1. The Parliamentary Assembly, referring to its Resolution 1952 (2013) on children’s right to physical integrity, welcomes the ambitious work undertaken by the Council of Europe in favour of children’s human rights, which has always followed a comprehensive approach including child protection, the promotion of children’s development and child participation as the main pillars of effective child rights strategies.
2. The Assembly welcomes, in particular, the fact that the Council of Europe’s Strategy for the Rights of the Child already focuses on eliminating all forms of violence against children among its strategic objectives, and strongly encourages the Committee of Ministers to allow this work to continue along the same lines beyond 2015.
3. The Assembly points out, however, that a certain category of human rights violations against children is not yet explicitly covered by any international or European policy or legal instrument: the medically unjustified violations of children’s physical integrity as specified in Assembly Resolution 1952 (2013).
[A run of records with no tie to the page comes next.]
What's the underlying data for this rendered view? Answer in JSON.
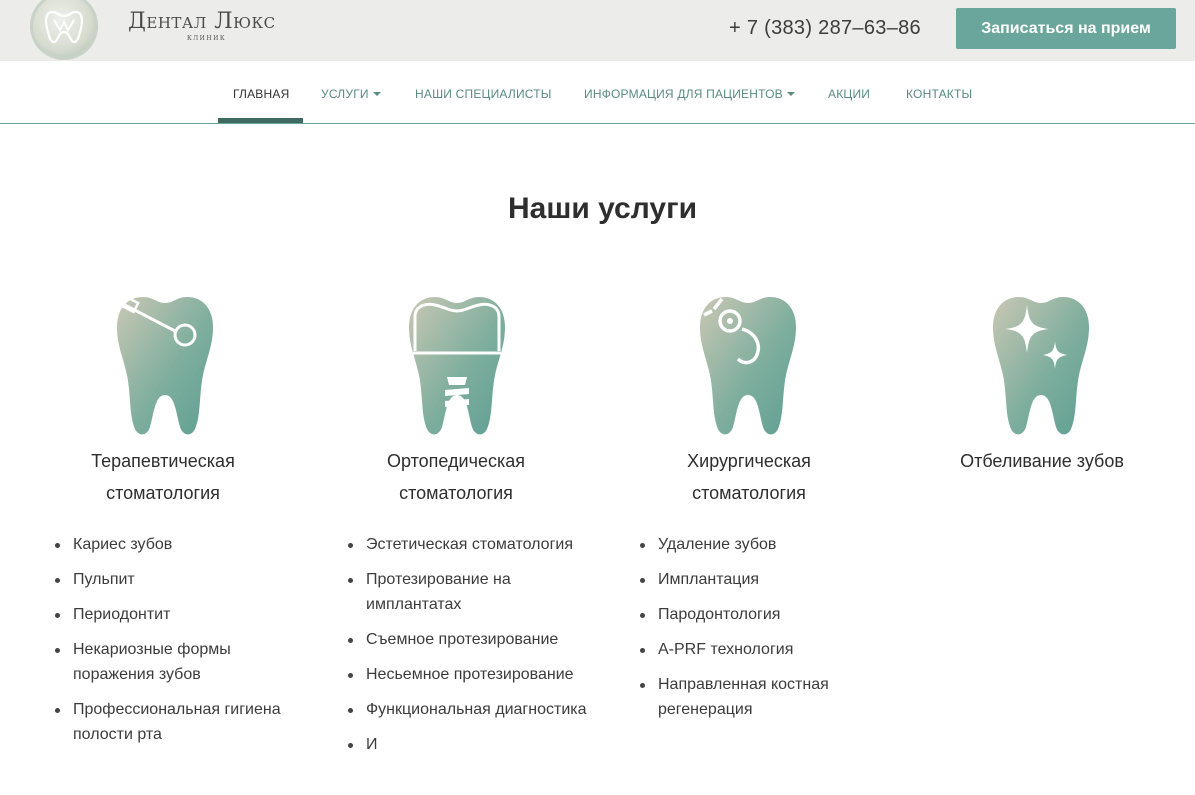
{
  "header": {
    "brand_name": "Дентал Люкс",
    "brand_sub": "клиник",
    "phone": "+ 7 (383) 287–63–86",
    "cta_label": "Записаться на прием",
    "logo_icon": "tooth-logo-icon"
  },
  "nav": {
    "items": [
      {
        "label": "Главная",
        "active": true
      },
      {
        "label": "Услуги",
        "dropdown": true
      },
      {
        "label": "Наши специалисты"
      },
      {
        "label": "Информация для пациентов",
        "dropdown": true
      },
      {
        "label": "Акции"
      },
      {
        "label": "Контакты"
      }
    ]
  },
  "section": {
    "title": "Наши услуги"
  },
  "services": [
    {
      "title_line1": "Терапевтическая",
      "title_line2": "стоматология",
      "icon": "tooth-mirror-icon",
      "items": [
        "Кариес зубов",
        "Пульпит",
        "Периодонтит",
        "Некариозные формы поражения зубов",
        "Профессиональная гигиена полости рта"
      ]
    },
    {
      "title_line1": "Ортопедическая",
      "title_line2": "стоматология",
      "icon": "tooth-implant-icon",
      "items": [
        "Эстетическая стоматология",
        "Протезирование на имплантатах",
        "Съемное протезирование",
        "Несьемное протезирование",
        "Функциональная диагностика",
        "И"
      ]
    },
    {
      "title_line1": "Хирургическая",
      "title_line2": "стоматология",
      "icon": "tooth-probe-icon",
      "items": [
        "Удаление зубов",
        "Имплантация",
        "Пародонтология",
        "A-PRF технология",
        "Направленная костная регенерация"
      ]
    },
    {
      "title_line1": "Отбеливание зубов",
      "title_line2": "",
      "icon": "tooth-sparkle-icon",
      "items": []
    }
  ],
  "colors": {
    "accent": "#6aa69b",
    "nav_text": "#5a8a82",
    "underline": "#3e6a62",
    "topbar": "#ececea"
  }
}
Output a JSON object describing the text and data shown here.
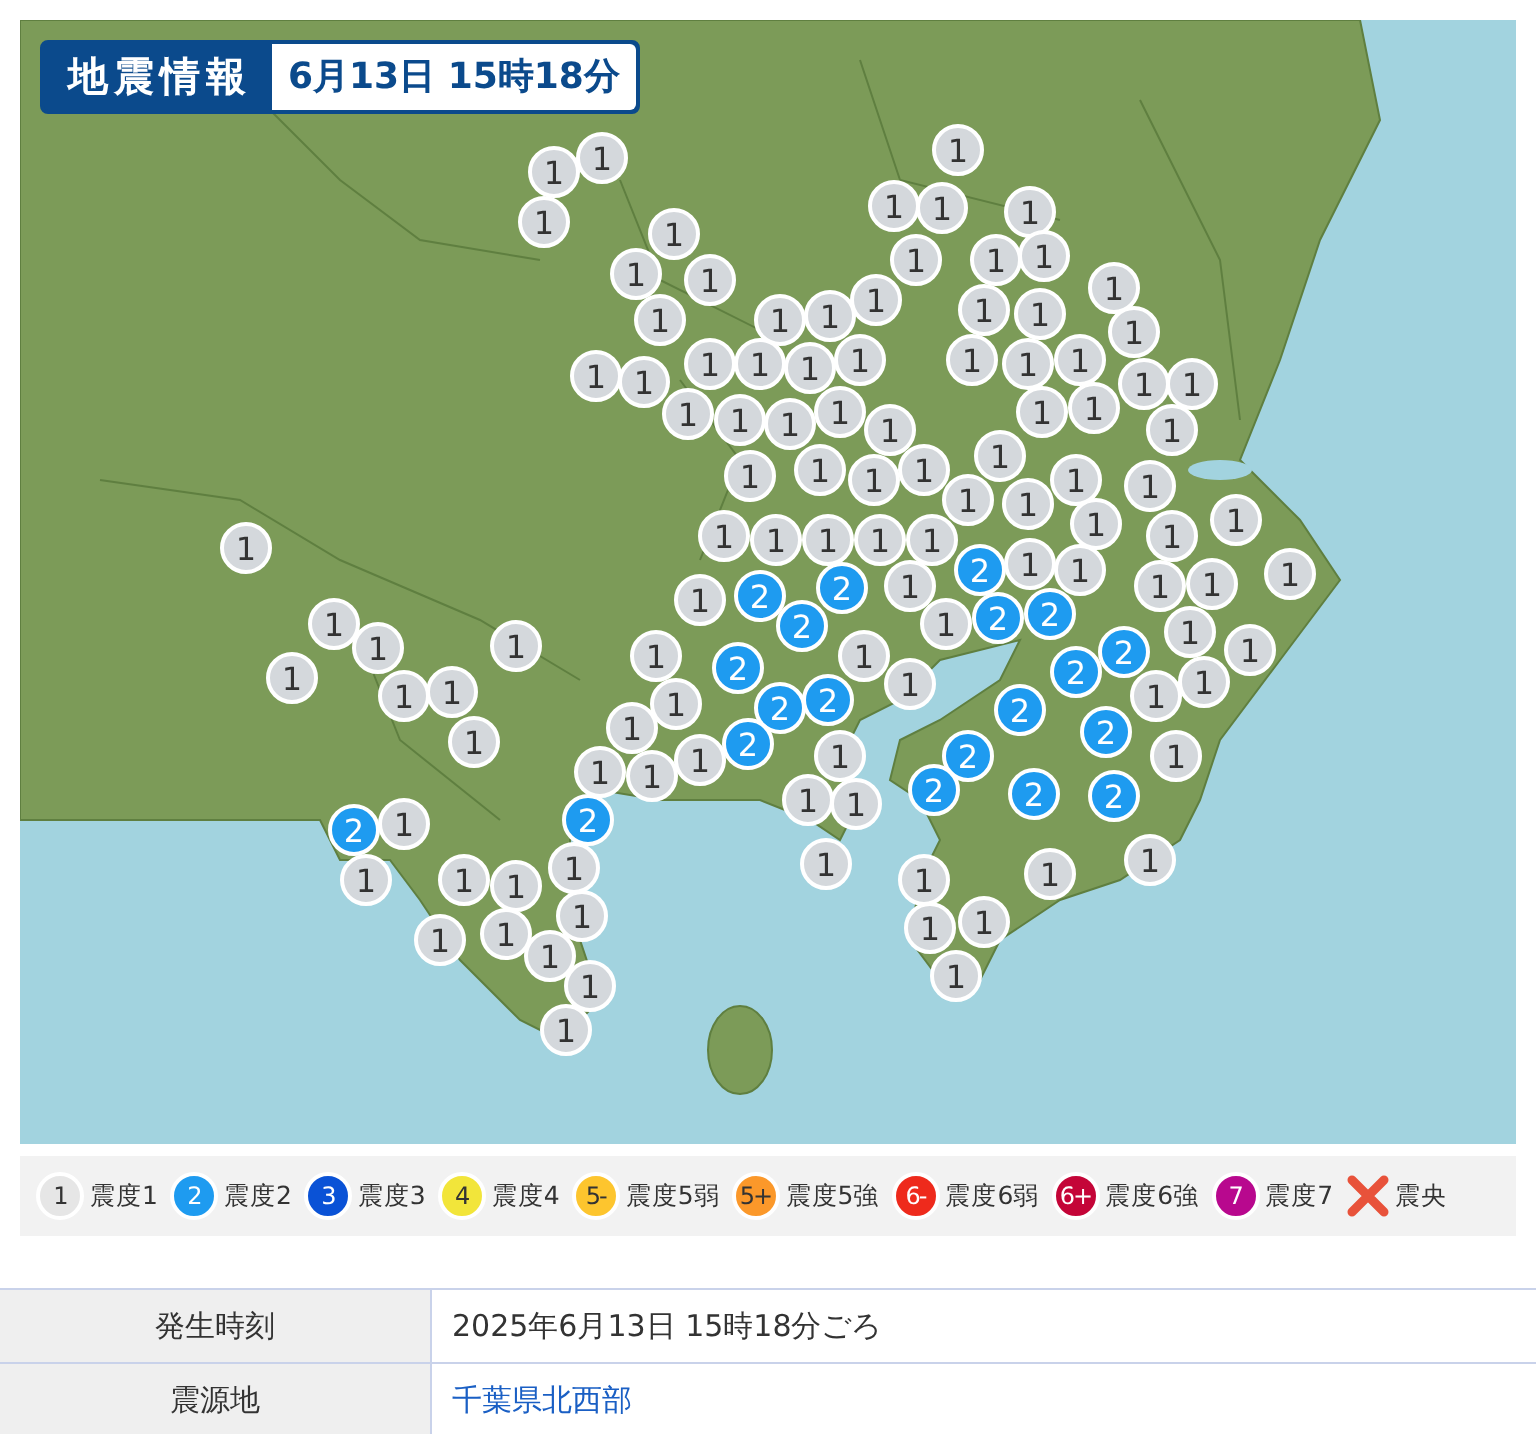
{
  "header": {
    "title": "地震情報",
    "datetime": "6月13日 15時18分"
  },
  "station_groups": [
    {
      "kind": "shindo1",
      "stations": [
        {
          "label": "1"
        },
        {
          "label": "1"
        },
        {
          "label": "1"
        },
        {
          "label": "1"
        },
        {
          "label": "1"
        },
        {
          "label": "1"
        },
        {
          "label": "1"
        },
        {
          "label": "1"
        },
        {
          "label": "1"
        },
        {
          "label": "1"
        },
        {
          "label": "1"
        },
        {
          "label": "1"
        },
        {
          "label": "1"
        },
        {
          "label": "1"
        },
        {
          "label": "1"
        },
        {
          "label": "1"
        },
        {
          "label": "1"
        },
        {
          "label": "1"
        },
        {
          "label": "1"
        },
        {
          "label": "1"
        },
        {
          "label": "1"
        },
        {
          "label": "1"
        },
        {
          "label": "1"
        },
        {
          "label": "1"
        },
        {
          "label": "1"
        },
        {
          "label": "1"
        },
        {
          "label": "1"
        },
        {
          "label": "1"
        },
        {
          "label": "1"
        },
        {
          "label": "1"
        },
        {
          "label": "1"
        },
        {
          "label": "1"
        },
        {
          "label": "1"
        },
        {
          "label": "1"
        },
        {
          "label": "1"
        },
        {
          "label": "1"
        },
        {
          "label": "1"
        },
        {
          "label": "1"
        },
        {
          "label": "1"
        },
        {
          "label": "1"
        },
        {
          "label": "1"
        },
        {
          "label": "1"
        },
        {
          "label": "1"
        },
        {
          "label": "1"
        },
        {
          "label": "1"
        },
        {
          "label": "1"
        },
        {
          "label": "1"
        },
        {
          "label": "1"
        },
        {
          "label": "1"
        },
        {
          "label": "1"
        },
        {
          "label": "1"
        },
        {
          "label": "1"
        },
        {
          "label": "1"
        },
        {
          "label": "1"
        },
        {
          "label": "1"
        },
        {
          "label": "1"
        },
        {
          "label": "1"
        },
        {
          "label": "1"
        },
        {
          "label": "1"
        },
        {
          "label": "1"
        },
        {
          "label": "1"
        },
        {
          "label": "1"
        },
        {
          "label": "1"
        },
        {
          "label": "1"
        },
        {
          "label": "1"
        },
        {
          "label": "1"
        },
        {
          "label": "1"
        },
        {
          "label": "1"
        },
        {
          "label": "1"
        },
        {
          "label": "1"
        },
        {
          "label": "1"
        },
        {
          "label": "1"
        },
        {
          "label": "1"
        },
        {
          "label": "1"
        },
        {
          "label": "1"
        },
        {
          "label": "1"
        },
        {
          "label": "1"
        },
        {
          "label": "1"
        },
        {
          "label": "1"
        },
        {
          "label": "1"
        },
        {
          "label": "1"
        },
        {
          "label": "1"
        },
        {
          "label": "1"
        },
        {
          "label": "1"
        },
        {
          "label": "1"
        },
        {
          "label": "1"
        },
        {
          "label": "1"
        },
        {
          "label": "1"
        },
        {
          "label": "1"
        },
        {
          "label": "1"
        },
        {
          "label": "1"
        },
        {
          "label": "1"
        },
        {
          "label": "1"
        },
        {
          "label": "1"
        },
        {
          "label": "1"
        },
        {
          "label": "1"
        },
        {
          "label": "1"
        },
        {
          "label": "1"
        },
        {
          "label": "1"
        },
        {
          "label": "1"
        },
        {
          "label": "1"
        },
        {
          "label": "1"
        },
        {
          "label": "1"
        },
        {
          "label": "1"
        },
        {
          "label": "1"
        },
        {
          "label": "1"
        },
        {
          "label": "1"
        }
      ]
    },
    {
      "kind": "shindo2",
      "stations": [
        {
          "label": "2"
        },
        {
          "label": "2"
        },
        {
          "label": "2"
        },
        {
          "label": "2"
        },
        {
          "label": "2"
        },
        {
          "label": "2"
        },
        {
          "label": "2"
        },
        {
          "label": "2"
        },
        {
          "label": "2"
        },
        {
          "label": "2"
        },
        {
          "label": "2"
        },
        {
          "label": "2"
        },
        {
          "label": "2"
        },
        {
          "label": "2"
        },
        {
          "label": "2"
        },
        {
          "label": "2"
        },
        {
          "label": "2"
        },
        {
          "label": "2"
        },
        {
          "label": "2"
        },
        {
          "label": "2"
        }
      ]
    }
  ],
  "legend": [
    {
      "kind": "shindo1",
      "symbol": "1",
      "label": "震度1",
      "color": "#e6e6e6"
    },
    {
      "kind": "shindo2",
      "symbol": "2",
      "label": "震度2",
      "color": "#1e9bf0"
    },
    {
      "kind": "shindo3",
      "symbol": "3",
      "label": "震度3",
      "color": "#0a52d6"
    },
    {
      "kind": "shindo4",
      "symbol": "4",
      "label": "震度4",
      "color": "#f2e53a"
    },
    {
      "kind": "shindo5",
      "symbol": "5-",
      "label": "震度5弱",
      "color": "#fdc52e"
    },
    {
      "kind": "shindo5",
      "symbol": "5+",
      "label": "震度5強",
      "color": "#fb982a"
    },
    {
      "kind": "shindo6",
      "symbol": "6-",
      "label": "震度6弱",
      "color": "#ee2a1c"
    },
    {
      "kind": "shindo6",
      "symbol": "6+",
      "label": "震度6強",
      "color": "#c40538"
    },
    {
      "kind": "shindo7",
      "symbol": "7",
      "label": "震度7",
      "color": "#b8088e"
    },
    {
      "kind": "epicenter",
      "label": "震央",
      "color": "#e8523a"
    }
  ],
  "info_table": [
    {
      "label": "発生時刻",
      "value": "2025年6月13日 15時18分ごろ",
      "kind": "text"
    },
    {
      "label": "震源地",
      "value": "千葉県北西部",
      "kind": "link"
    }
  ]
}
4. With the purpose of reinforcing the protection of children’s rights and well-being at the European level, the Assembly invites the Committee of Ministers to:
4.1. take fully into account the issue of children’s right to physical integrity when preparing and adopting its new strategy for the rights of the child as of 2015, in particular as regards the fight against all forms of violence against children and the promotion of child participation in decisions concerning them;
4.2. consider the explicit inclusion of children's right to physical integrity, as well as their right to participate in any decision concerning them, into relevant Council of Europe standards and, to this end, to examine in a comprehensive manner in which Council of Europe instruments such rights should be included.